COLINA COMMANDS.
On August 25, well within his schedule, Ambrose arrived at Spirit River
Crossing with ten loaded wagons.
For six long days they had been floundering through the bottomless mudholes of the portage trail and men and horses were alike played out; but the rest of the way to come was easy, and Ambrose paid off his drivers with a light heart.
The york boat and crew he had engaged at the crossing were non-existent, and no explanation forthcoming. He had met with similar small reverses all along the line. This one was not important; it meant three days delay to build a raft.
There was a current of nearly four miles an hour to carry him to his destination, and no rapids in the three hundred miles to endanger his cargo.

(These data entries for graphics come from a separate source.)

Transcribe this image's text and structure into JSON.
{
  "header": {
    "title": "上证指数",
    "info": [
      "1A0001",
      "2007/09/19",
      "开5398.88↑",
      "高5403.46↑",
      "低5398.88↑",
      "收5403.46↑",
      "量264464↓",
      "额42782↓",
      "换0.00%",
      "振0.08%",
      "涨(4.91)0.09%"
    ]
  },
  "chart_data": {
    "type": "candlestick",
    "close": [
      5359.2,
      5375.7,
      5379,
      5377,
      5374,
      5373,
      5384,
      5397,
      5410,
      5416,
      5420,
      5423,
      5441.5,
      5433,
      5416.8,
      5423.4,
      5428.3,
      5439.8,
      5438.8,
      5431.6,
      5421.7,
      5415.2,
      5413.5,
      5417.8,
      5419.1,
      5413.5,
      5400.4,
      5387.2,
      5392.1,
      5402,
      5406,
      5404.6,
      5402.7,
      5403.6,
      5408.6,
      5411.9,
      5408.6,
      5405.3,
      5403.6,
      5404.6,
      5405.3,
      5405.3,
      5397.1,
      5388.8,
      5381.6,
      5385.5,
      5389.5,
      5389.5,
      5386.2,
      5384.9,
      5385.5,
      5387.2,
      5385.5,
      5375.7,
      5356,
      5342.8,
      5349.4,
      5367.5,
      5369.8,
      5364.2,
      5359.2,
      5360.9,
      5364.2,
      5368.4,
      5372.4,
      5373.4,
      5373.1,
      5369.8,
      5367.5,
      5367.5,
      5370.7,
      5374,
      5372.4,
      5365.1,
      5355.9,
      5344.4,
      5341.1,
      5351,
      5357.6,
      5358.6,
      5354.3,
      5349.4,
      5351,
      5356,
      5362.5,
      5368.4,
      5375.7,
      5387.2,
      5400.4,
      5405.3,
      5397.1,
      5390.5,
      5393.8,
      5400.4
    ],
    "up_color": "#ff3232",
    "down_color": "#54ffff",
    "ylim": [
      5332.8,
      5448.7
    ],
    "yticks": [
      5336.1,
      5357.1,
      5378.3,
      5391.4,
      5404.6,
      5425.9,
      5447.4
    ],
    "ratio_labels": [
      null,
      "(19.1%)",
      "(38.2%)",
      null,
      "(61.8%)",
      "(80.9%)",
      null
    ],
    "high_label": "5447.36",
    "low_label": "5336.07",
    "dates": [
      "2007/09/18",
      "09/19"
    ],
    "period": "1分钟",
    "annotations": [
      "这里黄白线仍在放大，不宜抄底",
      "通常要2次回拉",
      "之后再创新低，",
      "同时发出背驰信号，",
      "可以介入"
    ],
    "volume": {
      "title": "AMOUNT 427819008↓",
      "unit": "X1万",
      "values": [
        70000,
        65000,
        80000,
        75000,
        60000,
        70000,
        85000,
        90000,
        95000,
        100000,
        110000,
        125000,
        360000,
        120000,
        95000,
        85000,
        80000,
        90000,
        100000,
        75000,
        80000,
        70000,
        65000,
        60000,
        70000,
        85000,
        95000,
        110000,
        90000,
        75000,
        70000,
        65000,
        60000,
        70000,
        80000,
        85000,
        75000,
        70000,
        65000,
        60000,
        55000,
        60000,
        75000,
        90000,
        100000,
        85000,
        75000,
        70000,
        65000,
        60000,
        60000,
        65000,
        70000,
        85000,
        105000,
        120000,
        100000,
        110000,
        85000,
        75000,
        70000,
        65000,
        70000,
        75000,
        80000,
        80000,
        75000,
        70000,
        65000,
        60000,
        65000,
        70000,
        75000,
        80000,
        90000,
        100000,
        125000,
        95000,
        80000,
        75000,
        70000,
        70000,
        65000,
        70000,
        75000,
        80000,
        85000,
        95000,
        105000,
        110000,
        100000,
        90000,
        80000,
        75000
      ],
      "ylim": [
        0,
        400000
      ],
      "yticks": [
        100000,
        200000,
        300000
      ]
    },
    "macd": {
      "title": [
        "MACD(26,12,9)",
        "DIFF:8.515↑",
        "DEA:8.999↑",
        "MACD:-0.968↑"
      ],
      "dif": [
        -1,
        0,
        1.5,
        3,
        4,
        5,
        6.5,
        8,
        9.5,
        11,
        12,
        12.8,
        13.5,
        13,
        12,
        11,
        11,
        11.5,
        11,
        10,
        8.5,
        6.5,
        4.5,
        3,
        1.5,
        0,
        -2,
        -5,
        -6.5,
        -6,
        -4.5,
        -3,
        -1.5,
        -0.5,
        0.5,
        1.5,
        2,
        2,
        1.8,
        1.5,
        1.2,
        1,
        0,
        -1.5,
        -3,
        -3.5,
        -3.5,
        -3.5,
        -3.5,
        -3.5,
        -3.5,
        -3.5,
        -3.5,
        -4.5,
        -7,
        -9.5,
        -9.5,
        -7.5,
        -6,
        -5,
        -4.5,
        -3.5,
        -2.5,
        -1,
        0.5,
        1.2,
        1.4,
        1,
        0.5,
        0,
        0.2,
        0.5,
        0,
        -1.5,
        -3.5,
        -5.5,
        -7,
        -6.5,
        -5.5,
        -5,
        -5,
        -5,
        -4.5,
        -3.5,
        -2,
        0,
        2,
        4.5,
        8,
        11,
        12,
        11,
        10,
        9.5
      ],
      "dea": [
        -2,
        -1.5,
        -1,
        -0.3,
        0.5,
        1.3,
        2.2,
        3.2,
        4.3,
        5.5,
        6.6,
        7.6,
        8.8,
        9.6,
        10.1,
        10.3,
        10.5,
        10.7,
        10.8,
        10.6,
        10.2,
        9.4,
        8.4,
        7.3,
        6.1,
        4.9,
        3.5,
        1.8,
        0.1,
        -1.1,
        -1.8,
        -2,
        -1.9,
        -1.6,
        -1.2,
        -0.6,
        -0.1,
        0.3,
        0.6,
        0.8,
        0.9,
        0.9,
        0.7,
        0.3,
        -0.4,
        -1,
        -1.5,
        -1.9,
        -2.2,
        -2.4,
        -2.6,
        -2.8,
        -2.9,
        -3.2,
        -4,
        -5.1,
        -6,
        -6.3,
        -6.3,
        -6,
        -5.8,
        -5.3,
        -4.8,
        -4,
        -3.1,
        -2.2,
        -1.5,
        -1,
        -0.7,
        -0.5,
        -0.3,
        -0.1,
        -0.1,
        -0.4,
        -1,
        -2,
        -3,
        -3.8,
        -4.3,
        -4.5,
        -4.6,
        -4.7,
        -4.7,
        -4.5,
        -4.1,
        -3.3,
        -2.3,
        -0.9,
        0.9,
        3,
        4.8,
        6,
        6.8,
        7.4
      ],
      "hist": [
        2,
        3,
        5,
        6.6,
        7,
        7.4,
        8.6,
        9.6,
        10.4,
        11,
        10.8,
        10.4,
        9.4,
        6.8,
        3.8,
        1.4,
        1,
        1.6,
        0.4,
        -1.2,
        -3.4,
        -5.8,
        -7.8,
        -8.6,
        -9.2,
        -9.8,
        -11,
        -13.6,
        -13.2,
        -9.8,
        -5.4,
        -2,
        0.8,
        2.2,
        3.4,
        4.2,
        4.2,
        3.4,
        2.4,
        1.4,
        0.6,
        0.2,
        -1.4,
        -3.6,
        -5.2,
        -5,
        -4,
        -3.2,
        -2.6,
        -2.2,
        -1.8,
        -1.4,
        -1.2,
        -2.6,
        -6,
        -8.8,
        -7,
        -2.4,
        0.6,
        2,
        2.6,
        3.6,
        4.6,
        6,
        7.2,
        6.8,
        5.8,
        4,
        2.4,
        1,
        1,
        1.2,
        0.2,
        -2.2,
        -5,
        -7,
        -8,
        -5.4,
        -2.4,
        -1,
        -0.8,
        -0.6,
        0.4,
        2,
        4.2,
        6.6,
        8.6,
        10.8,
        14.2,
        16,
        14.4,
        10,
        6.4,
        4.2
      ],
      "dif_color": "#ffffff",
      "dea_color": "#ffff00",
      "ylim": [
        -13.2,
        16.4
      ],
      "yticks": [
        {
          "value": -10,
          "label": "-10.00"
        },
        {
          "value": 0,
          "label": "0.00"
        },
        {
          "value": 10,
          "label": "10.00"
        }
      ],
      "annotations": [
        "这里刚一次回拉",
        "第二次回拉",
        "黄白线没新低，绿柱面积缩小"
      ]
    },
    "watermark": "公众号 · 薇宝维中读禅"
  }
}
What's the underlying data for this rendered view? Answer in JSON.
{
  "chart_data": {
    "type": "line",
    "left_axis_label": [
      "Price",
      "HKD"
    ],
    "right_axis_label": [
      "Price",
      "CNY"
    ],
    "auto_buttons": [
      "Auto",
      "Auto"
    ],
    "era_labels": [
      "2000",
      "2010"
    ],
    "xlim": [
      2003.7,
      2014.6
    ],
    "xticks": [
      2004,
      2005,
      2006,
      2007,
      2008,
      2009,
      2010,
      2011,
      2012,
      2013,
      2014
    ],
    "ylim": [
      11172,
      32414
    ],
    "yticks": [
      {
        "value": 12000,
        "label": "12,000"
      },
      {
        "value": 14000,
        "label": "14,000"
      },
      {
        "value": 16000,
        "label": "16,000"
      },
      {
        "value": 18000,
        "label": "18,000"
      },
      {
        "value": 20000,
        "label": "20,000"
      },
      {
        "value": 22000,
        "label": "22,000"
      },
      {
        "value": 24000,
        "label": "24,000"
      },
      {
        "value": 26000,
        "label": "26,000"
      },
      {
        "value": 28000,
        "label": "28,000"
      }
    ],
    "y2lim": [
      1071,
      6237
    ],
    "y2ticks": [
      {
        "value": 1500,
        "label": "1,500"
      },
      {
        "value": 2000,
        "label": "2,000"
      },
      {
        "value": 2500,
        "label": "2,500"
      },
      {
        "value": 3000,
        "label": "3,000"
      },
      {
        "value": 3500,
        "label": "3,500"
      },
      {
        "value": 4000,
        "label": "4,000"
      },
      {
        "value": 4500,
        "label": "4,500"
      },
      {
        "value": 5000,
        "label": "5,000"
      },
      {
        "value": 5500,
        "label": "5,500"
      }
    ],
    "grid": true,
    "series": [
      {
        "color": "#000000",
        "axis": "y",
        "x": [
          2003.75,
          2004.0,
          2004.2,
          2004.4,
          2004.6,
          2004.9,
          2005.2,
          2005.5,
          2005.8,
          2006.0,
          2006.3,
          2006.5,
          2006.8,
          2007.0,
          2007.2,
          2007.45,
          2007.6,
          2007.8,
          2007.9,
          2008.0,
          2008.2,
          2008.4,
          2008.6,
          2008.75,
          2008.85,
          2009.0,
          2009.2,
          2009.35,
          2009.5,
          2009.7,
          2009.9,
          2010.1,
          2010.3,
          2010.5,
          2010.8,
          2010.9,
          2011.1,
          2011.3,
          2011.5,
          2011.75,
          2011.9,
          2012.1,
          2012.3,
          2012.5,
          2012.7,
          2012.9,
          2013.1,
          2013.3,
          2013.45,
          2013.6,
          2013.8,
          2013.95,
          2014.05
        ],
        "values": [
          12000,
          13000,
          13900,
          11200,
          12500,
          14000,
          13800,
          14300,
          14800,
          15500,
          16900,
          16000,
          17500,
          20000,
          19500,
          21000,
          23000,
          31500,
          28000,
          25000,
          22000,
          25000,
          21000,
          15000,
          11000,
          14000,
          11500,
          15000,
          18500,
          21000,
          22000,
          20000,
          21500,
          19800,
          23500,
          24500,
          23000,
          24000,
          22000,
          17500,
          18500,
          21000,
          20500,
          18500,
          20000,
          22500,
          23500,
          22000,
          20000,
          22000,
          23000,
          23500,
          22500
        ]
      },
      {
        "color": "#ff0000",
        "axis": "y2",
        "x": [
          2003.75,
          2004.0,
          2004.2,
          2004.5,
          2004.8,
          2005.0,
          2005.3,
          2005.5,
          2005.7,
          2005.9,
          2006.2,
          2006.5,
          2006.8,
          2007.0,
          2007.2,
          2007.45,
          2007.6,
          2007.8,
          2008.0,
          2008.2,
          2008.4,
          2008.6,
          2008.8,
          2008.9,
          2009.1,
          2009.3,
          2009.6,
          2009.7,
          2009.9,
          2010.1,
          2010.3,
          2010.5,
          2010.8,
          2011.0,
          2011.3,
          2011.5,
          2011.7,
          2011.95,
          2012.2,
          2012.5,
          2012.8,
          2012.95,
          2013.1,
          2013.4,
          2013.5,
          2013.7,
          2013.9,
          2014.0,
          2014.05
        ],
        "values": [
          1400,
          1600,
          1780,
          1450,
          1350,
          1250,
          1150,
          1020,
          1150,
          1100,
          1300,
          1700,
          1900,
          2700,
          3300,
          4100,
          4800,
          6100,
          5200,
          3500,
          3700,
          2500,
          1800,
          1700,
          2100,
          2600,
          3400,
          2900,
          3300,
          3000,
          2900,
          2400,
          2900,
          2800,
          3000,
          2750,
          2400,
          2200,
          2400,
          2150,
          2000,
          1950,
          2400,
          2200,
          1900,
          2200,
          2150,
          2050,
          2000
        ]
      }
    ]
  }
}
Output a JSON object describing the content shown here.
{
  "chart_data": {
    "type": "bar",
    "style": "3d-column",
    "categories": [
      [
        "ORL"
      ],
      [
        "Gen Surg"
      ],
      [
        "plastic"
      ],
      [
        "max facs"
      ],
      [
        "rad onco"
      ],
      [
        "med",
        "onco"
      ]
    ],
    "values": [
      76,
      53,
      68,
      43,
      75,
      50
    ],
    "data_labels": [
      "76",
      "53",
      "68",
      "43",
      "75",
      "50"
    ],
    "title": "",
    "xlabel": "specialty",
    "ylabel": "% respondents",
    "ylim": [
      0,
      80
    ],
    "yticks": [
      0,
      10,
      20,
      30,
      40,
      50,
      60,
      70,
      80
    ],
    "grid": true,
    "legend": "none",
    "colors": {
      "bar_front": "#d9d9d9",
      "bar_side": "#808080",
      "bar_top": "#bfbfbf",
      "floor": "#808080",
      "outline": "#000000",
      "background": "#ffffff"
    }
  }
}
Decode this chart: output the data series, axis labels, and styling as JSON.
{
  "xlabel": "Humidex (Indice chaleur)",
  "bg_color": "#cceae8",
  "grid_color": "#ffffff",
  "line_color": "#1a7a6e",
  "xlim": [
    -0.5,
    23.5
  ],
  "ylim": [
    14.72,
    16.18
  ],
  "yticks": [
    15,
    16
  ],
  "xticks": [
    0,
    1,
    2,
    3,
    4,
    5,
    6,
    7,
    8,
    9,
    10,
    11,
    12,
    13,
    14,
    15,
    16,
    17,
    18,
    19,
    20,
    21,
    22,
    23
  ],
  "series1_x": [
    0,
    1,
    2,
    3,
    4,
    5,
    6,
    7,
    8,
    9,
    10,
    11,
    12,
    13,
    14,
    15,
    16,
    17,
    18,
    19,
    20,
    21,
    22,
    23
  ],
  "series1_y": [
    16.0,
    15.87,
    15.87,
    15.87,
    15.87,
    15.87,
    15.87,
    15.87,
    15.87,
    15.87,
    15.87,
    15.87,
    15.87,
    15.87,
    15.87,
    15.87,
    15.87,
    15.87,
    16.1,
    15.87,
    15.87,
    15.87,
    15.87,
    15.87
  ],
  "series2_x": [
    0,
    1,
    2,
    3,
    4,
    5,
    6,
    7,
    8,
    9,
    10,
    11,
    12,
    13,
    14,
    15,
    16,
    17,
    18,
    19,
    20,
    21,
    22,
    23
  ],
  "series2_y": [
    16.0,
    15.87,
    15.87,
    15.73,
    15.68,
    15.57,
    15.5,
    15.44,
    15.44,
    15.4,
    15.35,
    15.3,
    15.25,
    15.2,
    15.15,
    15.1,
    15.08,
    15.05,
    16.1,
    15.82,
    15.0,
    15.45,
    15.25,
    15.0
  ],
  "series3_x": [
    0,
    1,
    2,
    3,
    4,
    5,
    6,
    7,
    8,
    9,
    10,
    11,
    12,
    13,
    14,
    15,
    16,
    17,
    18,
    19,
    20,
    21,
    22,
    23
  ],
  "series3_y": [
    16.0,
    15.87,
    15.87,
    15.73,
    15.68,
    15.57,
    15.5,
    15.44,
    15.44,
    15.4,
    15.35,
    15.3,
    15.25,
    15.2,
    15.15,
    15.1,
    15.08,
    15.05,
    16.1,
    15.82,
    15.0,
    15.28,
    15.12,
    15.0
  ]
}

Tole Grampierre and his brother Germain were waiting for Ambrose. With two such aides he could afford to smile at the mysterious scarcity of labor which developed on his arrival.
Tole's budget of news from down the river contained nothing startling. John Gaviller had been very sick all summer with pneumonia as a result of his wound. He was getting better: "pale and skinny as an old rabbit in the snow," in Tole's words.
Gaviller had sent up the launch to get what grain had been grown at the crossing; but it was not enough to fill his contracts for flour up north. He had been obliged to pay two dollars a bushel for it. Ambrose smiled at this piece of information.
Ambrose waited eagerly for some word of her who was seldom out of his thoughts, but to Tole the matter was not of such great importance. Ambrose could not bring himself to name her name. Not until Tole had covered everything else did he say casually:
"Colina Gaviller rides all around on her yellow horse. She is proud now. Never speaks to the people."